Está quase chegando a hora. Isso por volta das 13h. Vó Iaiá é chamada pela equipe do Samu para verificar a pressão. “Não sei pra que isso. Tenho pressão de menina”. Dito e certo. Pressão arterial: 13 x 7.

– Tá tudo tranqüilo, Vó?
– Eu tô muito feliz. Uhhhhhhhhhh vou saltar de paraquedas.

Hora de fazer mais uma foto. Desta vez com a família e os amigos. E ela pede pra todo mundo

Vó Iaiá com a família e amigos
Vó Iaiá com a família e amigos

fazer o “V” da vitória. Ouve o que parece ser um choro discreto. Vira-se e pergunta pra prima:

– Tu tá chorando, prima?
– Não.
– Tu tá chorando, sim. Prima, deixa de besteira, eu tô feliz, tá todo mundo aqui feliz, meus amigos, toda minha família, fé em Deus, prima.

No caminho para o avião, ela distribuiu sorrisos e repetiu o gesto da vitória. Olhou pro alto e exclamou: “Eu vou passear no céu!”.

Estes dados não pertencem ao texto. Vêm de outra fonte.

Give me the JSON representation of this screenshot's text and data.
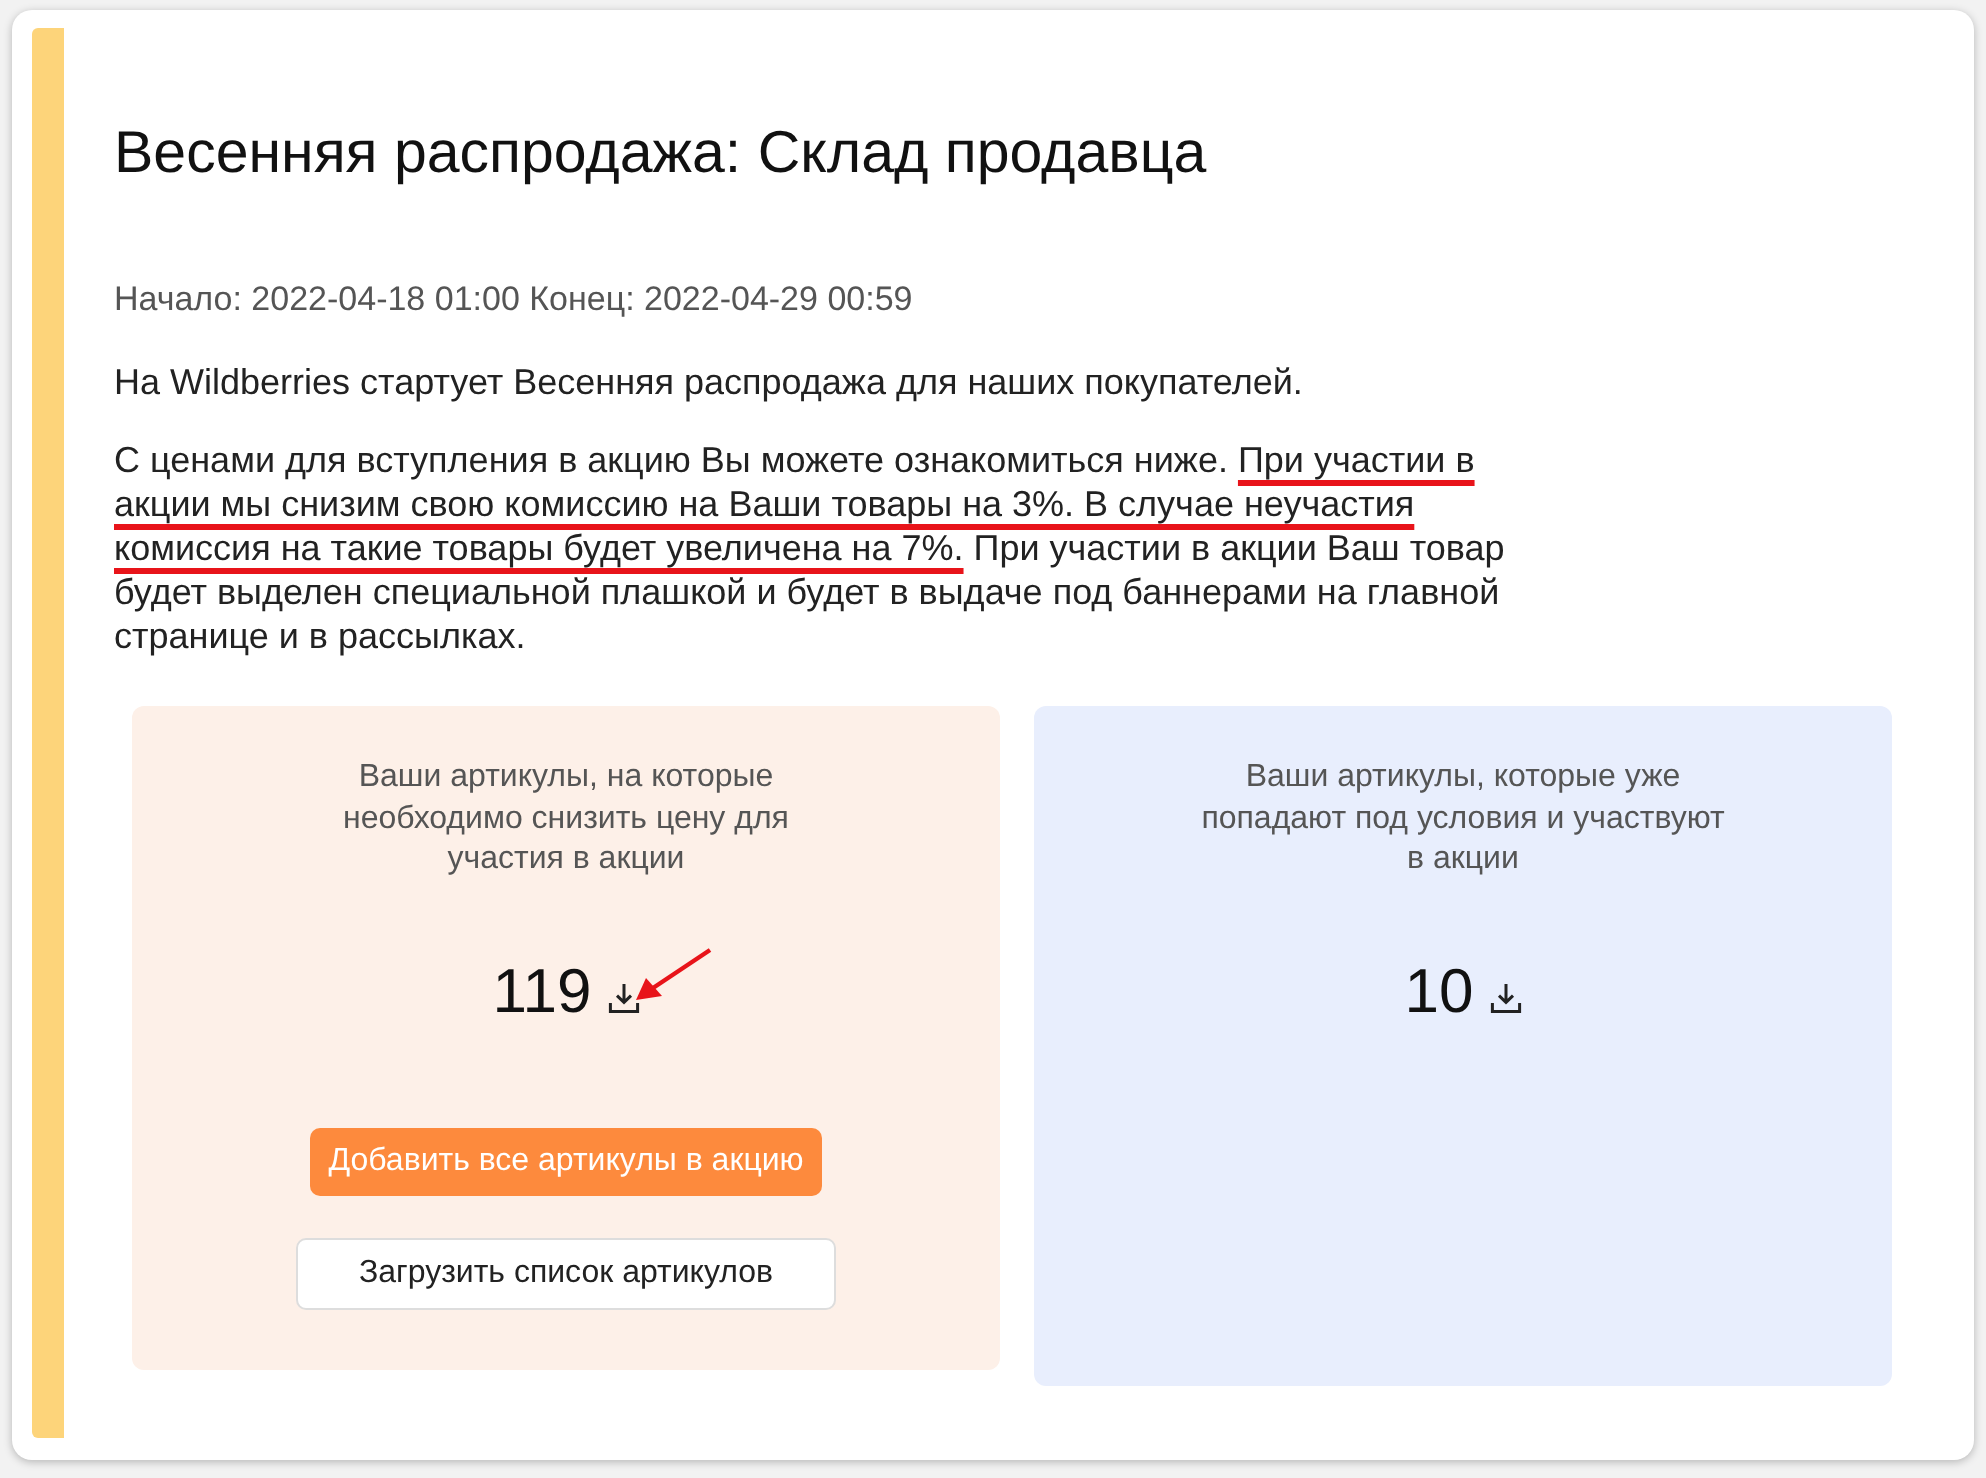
{
  "title": "Весенняя распродажа: Склад продавца",
  "period": "Начало: 2022-04-18 01:00 Конец: 2022-04-29 00:59",
  "intro": "На Wildberries стартует Весенняя распродажа для наших покупателей.",
  "details": [
    {
      "text": "С ценами для вступления в акцию Вы можете ознакомиться ниже. ",
      "underlined": false
    },
    {
      "text": "При участии в акции мы снизим свою комиссию на Ваши товары на 3%. В случае неучастия комиссия на такие товары будет увеличена на 7%.",
      "underlined": true
    },
    {
      "text": " При участии в акции Ваш товар будет выделен специальной плашкой и будет в выдаче под баннерами на главной странице и в рассылках.",
      "underlined": false
    }
  ],
  "cards": [
    {
      "kind": "reduce",
      "description": "Ваши артикулы, на которые необходимо снизить цену для участия в акции",
      "count": "119",
      "annotated": true,
      "buttons": [
        {
          "kind": "primary",
          "label": "Добавить все артикулы в акцию"
        },
        {
          "kind": "secondary",
          "label": "Загрузить список артикулов"
        }
      ]
    },
    {
      "kind": "participating",
      "description": "Ваши артикулы, которые уже попадают под условия и участвуют в акции",
      "count": "10",
      "annotated": false
    }
  ]
}
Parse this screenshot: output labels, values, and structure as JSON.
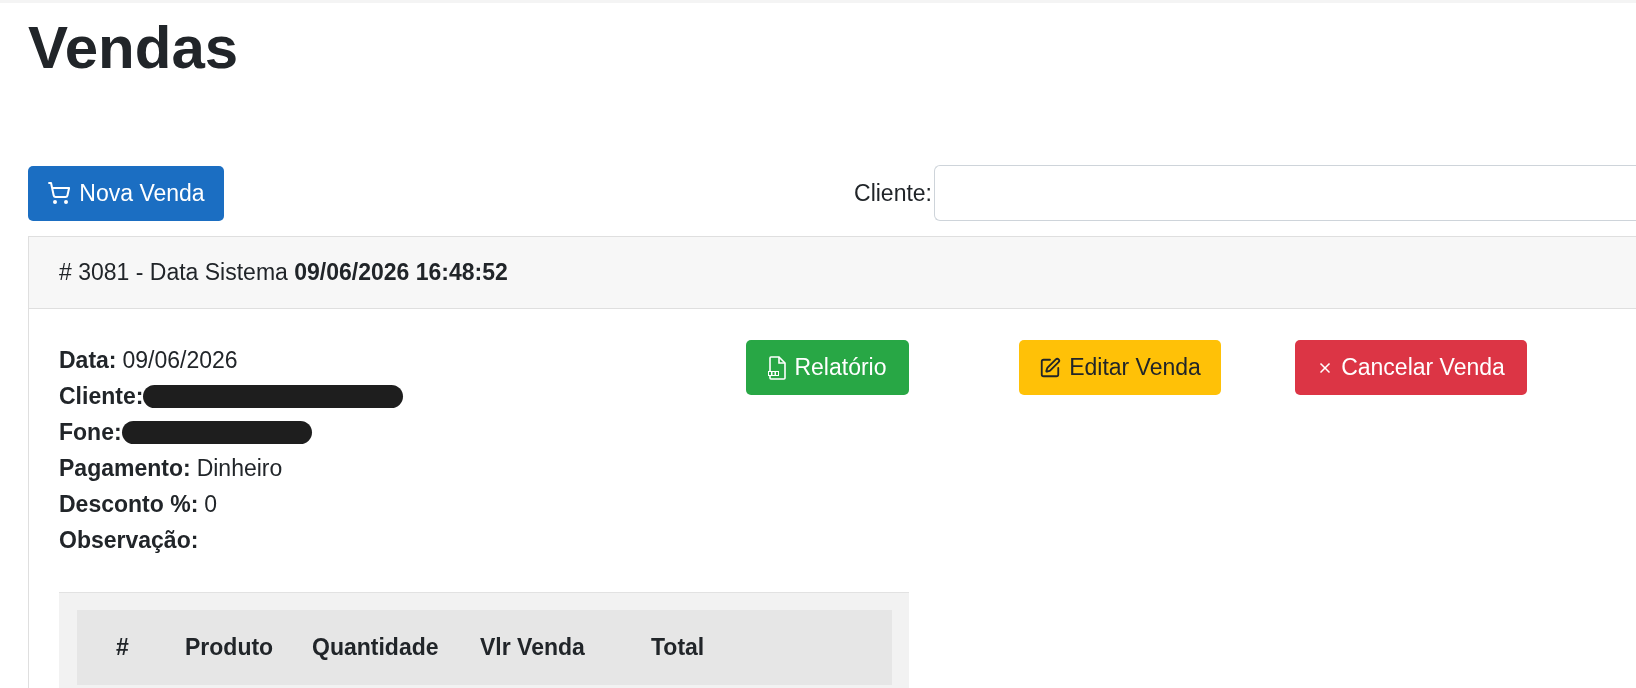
{
  "page": {
    "title": "Vendas"
  },
  "toolbar": {
    "new_sale_button": {
      "label": "Nova Venda"
    },
    "client_filter": {
      "label": "Cliente:"
    }
  },
  "sale": {
    "header": "# 3081 - Data Sistema **09/06/2026 16:48:52**",
    "details": [
      {
        "label": "Data:",
        "value": "09/06/2026"
      },
      {
        "label": "Cliente:",
        "redacted": true
      },
      {
        "label": "Fone:",
        "redacted": true
      },
      {
        "label": "Pagamento:",
        "value": "Dinheiro"
      },
      {
        "label": "Desconto %:",
        "value": "0"
      },
      {
        "label": "Observação:"
      }
    ],
    "actions": [
      {
        "kind": "report",
        "label": "Relatório"
      },
      {
        "kind": "edit",
        "label": "Editar Venda"
      },
      {
        "kind": "cancel",
        "label": "Cancelar Venda"
      }
    ],
    "items_table": {
      "columns": [
        "#",
        "Produto",
        "Quantidade",
        "Vlr Venda",
        "Total"
      ]
    }
  }
}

E lá se foi a vovozinha, feliz da vida e acenando pra quem ficou embaixo. Uns boquiabertos, outros rezando, mas todos felizes, embora se percebesse uma ponta de preocupação mal disfarçada em alguns familiares.

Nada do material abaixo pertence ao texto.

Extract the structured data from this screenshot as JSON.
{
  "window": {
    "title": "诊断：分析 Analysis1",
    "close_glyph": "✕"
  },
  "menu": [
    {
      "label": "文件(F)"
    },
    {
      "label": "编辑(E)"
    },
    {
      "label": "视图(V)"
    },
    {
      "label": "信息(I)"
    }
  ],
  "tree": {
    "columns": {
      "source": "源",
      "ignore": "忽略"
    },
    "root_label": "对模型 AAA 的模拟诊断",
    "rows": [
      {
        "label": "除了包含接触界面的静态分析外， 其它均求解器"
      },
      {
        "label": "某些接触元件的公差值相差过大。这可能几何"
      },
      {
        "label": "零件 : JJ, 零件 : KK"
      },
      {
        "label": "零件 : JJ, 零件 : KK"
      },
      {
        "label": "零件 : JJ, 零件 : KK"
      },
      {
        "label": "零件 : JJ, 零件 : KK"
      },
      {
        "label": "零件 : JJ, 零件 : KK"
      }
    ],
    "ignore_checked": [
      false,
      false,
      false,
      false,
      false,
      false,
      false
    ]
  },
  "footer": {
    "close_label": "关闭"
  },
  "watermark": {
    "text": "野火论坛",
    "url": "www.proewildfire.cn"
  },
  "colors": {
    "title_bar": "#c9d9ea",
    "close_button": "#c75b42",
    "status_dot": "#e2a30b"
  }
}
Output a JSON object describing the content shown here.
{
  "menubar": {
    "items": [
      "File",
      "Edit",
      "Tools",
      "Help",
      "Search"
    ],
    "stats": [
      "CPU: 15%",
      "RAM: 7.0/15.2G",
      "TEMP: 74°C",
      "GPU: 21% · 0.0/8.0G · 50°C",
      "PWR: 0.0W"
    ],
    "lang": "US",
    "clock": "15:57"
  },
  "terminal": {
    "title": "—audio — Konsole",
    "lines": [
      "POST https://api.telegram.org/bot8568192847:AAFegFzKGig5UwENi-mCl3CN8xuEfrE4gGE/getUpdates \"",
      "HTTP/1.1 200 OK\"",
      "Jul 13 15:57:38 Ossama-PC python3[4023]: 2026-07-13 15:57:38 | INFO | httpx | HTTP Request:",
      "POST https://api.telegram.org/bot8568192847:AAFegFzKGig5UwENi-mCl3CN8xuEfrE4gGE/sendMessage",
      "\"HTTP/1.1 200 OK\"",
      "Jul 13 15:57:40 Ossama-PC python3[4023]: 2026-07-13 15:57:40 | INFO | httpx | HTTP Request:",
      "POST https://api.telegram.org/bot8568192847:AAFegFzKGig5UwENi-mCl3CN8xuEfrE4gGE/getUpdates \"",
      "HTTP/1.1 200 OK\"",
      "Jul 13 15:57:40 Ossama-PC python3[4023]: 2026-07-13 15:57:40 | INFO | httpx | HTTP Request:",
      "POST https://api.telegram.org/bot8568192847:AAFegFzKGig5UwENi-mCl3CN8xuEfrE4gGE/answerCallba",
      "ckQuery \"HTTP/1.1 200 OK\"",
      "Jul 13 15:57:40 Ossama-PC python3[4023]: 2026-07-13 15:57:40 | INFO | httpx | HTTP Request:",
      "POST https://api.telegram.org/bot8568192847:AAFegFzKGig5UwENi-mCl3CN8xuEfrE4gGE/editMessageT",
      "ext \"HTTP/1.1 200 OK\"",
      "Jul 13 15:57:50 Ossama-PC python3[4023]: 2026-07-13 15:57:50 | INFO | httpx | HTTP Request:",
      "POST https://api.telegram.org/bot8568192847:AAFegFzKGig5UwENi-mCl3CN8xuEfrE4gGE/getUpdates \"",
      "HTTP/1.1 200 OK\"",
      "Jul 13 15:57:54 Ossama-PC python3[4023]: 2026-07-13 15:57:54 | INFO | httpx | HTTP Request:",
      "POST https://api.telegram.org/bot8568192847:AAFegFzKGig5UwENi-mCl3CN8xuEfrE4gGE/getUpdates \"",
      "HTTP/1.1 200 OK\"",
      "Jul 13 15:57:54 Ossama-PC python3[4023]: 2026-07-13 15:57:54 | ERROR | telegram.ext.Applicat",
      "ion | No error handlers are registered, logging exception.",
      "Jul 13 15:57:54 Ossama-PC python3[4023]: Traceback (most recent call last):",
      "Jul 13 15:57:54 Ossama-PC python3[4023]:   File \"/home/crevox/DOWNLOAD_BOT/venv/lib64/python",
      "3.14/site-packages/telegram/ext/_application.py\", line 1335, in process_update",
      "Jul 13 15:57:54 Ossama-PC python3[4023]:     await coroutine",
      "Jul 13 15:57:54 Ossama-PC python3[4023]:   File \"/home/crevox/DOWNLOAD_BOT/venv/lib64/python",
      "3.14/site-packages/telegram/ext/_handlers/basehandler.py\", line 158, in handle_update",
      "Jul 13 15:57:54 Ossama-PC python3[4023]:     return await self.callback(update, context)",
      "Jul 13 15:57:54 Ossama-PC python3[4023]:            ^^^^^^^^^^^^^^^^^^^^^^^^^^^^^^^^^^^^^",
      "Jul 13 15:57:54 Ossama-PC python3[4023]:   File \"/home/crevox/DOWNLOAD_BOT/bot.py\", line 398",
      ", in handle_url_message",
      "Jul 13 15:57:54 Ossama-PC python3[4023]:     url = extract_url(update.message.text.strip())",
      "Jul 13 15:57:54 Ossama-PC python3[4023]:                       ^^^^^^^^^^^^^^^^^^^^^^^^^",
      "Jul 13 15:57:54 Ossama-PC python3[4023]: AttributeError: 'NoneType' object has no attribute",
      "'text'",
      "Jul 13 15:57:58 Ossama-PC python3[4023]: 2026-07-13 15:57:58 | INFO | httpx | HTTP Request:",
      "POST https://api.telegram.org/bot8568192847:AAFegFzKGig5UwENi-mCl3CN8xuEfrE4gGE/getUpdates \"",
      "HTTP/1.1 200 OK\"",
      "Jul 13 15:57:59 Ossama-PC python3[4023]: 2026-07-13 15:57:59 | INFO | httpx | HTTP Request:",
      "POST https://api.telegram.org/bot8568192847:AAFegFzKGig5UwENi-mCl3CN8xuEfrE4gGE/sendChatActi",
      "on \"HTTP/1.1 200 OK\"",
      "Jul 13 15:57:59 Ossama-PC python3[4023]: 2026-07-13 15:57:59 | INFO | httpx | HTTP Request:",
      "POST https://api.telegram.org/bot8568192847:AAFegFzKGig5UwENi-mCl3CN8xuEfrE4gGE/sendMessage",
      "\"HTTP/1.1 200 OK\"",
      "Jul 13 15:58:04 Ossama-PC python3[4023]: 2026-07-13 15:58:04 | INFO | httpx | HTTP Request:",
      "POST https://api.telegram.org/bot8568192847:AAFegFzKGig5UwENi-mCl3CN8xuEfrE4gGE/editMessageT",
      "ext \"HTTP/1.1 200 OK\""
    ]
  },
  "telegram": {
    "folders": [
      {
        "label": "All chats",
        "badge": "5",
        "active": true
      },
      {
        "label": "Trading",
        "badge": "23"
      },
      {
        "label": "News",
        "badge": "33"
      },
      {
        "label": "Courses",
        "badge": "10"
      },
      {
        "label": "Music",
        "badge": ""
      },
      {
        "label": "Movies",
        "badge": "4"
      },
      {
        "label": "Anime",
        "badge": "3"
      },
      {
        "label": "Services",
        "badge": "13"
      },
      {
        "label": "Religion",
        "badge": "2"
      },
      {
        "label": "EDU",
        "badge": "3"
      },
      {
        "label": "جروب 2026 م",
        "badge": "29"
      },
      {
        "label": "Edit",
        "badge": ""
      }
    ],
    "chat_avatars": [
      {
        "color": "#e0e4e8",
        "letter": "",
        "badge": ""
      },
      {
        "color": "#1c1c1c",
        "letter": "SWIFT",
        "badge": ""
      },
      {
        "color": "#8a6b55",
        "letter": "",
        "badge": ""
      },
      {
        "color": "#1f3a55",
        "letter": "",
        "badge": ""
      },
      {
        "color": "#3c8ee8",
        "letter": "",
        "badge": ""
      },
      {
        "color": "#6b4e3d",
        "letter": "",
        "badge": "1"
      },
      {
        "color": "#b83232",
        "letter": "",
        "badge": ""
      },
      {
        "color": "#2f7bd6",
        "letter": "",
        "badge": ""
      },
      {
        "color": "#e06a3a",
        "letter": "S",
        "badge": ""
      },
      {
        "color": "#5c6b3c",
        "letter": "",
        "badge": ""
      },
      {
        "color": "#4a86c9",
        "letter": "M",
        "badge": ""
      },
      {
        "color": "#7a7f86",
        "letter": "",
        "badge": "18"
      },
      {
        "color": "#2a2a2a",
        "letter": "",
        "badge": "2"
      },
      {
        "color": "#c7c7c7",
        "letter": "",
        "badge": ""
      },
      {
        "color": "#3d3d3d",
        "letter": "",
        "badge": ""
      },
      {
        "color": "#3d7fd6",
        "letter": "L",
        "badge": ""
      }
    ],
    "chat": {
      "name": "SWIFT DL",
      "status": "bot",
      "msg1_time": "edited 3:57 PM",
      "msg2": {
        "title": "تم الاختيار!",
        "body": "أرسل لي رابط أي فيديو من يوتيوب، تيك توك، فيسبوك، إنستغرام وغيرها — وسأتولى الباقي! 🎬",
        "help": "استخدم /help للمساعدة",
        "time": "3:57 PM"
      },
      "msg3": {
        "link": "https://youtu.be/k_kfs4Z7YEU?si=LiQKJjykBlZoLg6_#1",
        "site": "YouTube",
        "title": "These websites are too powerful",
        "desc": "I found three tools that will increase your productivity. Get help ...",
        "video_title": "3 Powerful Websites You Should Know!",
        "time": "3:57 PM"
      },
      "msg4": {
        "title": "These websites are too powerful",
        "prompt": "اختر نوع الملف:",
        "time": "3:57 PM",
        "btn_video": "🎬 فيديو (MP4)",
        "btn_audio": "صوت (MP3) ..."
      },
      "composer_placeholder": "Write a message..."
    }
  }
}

E vó Iaiá saltou. Foi presente de Natal do neto Vavá. De acordo com o instrutor Paulo Roberto Pinto, o PG, com quem ela saltou agarradinha, o salto foi de uma altura de 8 mil pés, 22 segundos de queda livre e 10 minutos de navegação. Por alguns segundos ela dirigiu o paraquedas.

Quando desceu, Vó Iaiá era o retrato da maior felicidade do mundo. Ergueu os braços para o céu e agradeceu a Deus. Deu entrevista coletiva contando que “foi bom demais”, que “é muito legal”, que não sentiu nenhum tantinho de medo, só uma “coisa estranha no ouvido por causa do vento forte” e que quer saltar de novo.

– O que pensou lá em cima?
– Pensei em Deus. Me senti mais perto Dele.

Abraçou e foi muito abraçada. Beijou e foi muito beijada. Mas o abraço mais apertadinho, o beijo mais especial ela deu no neto Vavá, o responsável por ela ter se metido nesta aventura inesquecível para ela e para todos que assistiram.

Eu também "bati retrato" com ela
Eu também “bati retrato” com ela

– Vai festejar como, Vovó?
– Tomando uma cervejinha.
– E a senhora bebe?
– Aqui e acolá eu tomo uma, mas só em datas especiais.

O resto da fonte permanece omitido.